Jim Bethea: I was on the advisory fund of a similar program at Iowa, and I thought it was the most real-world experience you get. You're pitching something in front of, you know, 10 professionals that just, you know, what I found when I was an MBA, you go to give a presentation, it was a horrible presentation sometimes, and your peers were like, that was amazing. That doesn't happen in a student fund. When you pitch a stock and it doesn't go well, they will tell you it doesn't go well. And it's, you know, you're getting paid, but I'd rather get, you know, you're still going to get paid. But, you know, maybe you get a bad grade, but that's a lot better outcome than getting fired.

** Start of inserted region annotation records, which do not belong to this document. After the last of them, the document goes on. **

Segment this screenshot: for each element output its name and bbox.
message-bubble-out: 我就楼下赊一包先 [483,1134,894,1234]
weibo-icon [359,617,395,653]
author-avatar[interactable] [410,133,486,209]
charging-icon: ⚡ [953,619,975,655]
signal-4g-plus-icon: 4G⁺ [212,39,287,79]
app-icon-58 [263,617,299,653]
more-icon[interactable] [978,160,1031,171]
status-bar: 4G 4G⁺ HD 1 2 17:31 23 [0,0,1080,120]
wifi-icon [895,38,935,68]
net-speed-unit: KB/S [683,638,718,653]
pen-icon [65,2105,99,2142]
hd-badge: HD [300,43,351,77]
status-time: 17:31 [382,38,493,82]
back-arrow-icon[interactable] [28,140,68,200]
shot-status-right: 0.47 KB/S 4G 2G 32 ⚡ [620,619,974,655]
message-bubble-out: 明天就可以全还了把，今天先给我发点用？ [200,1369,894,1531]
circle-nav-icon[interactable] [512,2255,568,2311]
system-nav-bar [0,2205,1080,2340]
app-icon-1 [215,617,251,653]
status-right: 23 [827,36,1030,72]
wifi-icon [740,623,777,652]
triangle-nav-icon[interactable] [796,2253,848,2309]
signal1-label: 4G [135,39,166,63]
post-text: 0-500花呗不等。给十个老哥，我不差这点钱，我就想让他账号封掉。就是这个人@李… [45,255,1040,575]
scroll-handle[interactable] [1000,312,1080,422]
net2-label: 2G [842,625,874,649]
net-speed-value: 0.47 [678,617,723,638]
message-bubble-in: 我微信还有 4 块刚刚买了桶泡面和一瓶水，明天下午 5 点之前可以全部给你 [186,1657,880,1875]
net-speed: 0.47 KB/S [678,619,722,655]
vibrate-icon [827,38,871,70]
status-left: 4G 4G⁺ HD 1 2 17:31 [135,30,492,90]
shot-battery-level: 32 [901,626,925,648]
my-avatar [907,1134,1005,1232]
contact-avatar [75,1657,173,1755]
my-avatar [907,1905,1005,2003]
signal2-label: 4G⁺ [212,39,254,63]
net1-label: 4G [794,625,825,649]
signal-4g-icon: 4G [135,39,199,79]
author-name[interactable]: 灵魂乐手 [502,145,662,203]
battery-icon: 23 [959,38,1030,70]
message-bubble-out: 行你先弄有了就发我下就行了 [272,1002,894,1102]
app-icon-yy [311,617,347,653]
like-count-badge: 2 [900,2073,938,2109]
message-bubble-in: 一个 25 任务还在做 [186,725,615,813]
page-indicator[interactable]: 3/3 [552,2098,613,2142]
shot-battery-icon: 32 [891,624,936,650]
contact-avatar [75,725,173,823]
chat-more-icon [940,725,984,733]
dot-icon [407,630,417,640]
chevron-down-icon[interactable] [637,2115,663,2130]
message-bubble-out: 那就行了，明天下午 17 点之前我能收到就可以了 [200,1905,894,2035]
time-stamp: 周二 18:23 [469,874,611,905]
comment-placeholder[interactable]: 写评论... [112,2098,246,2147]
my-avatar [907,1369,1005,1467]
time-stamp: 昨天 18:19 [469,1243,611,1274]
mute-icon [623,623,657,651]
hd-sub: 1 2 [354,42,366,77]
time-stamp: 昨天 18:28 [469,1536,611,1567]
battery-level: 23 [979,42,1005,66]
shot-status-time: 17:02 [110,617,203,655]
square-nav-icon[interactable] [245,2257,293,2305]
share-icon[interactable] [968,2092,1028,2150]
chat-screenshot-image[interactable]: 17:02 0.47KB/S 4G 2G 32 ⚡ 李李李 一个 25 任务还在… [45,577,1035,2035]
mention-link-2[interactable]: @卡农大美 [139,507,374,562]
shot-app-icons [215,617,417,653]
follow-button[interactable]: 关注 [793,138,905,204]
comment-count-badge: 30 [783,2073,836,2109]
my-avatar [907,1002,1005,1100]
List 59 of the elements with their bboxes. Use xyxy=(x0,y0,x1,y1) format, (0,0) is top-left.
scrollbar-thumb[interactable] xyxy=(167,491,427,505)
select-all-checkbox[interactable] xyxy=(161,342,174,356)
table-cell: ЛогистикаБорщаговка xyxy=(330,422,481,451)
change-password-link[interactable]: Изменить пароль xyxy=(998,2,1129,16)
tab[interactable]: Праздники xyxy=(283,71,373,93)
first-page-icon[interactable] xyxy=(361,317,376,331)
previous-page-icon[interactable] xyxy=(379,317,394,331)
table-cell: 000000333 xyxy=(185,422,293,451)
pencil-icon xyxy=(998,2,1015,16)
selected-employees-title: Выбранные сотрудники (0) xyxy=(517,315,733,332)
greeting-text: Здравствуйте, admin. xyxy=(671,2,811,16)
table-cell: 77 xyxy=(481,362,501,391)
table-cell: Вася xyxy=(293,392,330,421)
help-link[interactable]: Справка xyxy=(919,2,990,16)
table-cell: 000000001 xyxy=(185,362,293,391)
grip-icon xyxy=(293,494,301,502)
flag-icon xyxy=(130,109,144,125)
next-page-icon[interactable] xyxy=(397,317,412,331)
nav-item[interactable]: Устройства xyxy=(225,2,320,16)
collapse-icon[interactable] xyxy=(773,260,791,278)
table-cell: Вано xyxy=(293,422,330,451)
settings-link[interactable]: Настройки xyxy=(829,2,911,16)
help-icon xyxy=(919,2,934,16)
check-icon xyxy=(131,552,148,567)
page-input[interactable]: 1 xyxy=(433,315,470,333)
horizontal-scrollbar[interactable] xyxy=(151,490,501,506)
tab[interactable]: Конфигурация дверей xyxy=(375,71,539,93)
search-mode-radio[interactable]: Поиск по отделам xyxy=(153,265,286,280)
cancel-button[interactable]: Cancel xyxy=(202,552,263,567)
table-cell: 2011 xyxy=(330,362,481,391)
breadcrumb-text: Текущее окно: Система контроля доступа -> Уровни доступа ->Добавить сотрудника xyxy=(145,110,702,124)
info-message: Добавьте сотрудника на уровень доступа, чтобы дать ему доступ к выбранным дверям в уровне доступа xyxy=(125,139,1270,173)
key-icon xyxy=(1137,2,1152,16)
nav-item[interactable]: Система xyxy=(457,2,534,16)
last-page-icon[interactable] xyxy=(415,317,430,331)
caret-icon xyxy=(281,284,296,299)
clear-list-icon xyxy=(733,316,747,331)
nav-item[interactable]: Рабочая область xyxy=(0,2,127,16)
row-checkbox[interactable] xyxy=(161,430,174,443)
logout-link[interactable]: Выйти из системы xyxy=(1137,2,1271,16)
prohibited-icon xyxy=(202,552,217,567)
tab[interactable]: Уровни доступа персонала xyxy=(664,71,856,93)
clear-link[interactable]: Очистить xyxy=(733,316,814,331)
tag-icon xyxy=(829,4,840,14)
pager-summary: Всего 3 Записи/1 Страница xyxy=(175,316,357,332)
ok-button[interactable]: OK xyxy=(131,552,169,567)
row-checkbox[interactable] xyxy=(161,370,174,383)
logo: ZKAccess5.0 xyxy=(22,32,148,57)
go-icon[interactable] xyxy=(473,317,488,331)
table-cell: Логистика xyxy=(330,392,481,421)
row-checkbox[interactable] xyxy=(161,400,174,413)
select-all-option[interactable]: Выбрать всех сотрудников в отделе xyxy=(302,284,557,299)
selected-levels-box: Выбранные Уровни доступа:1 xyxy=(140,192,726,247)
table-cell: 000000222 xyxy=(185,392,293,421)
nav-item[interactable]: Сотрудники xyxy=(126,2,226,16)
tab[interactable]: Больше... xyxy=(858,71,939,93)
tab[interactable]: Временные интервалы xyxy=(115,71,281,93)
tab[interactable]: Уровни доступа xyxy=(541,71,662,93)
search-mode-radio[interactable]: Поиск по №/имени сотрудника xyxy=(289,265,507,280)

Robert Morier: Well, I want to take a second and thank our audience, all the students who are here today. Thank you for being here. Thank you for listening. Thank you for taking part in something that you probably didn't know much about, about 2 hours ago. Even in the industry, you didn't know as much about it, but I hope you do now. You've learned a little bit from all of this. I want to thank Josh, Craig, and Jim for being here, for being part of this experience as well. When we started this, as I mentioned before, we were going to universities. What I didn't expect is that we'd be highlighting a state. And that's really what we did today. We highlighted the state of West Virginia, and I'm proud to do that. I'm proud to be part of this conversation. I thank you all for being here as well. Again, to our students, it's not an easy market out there. It's probably going to continue to get tough for you. You're going to hear about people who get jobs a lot easier than you do, but rest assured, if you take some of this advice that you heard today, it'll work out. So, so keep it up, keep working hard. To our audience, thank you for investing your time with Dakota. You can find this episode on Spotify, Apple, YouTube, or your favorite podcast platform. And as always, we appreciate your time and your interest in this podcast and in this industry. So thank you all for being here. I appreciate it greatly. And that's a wrap.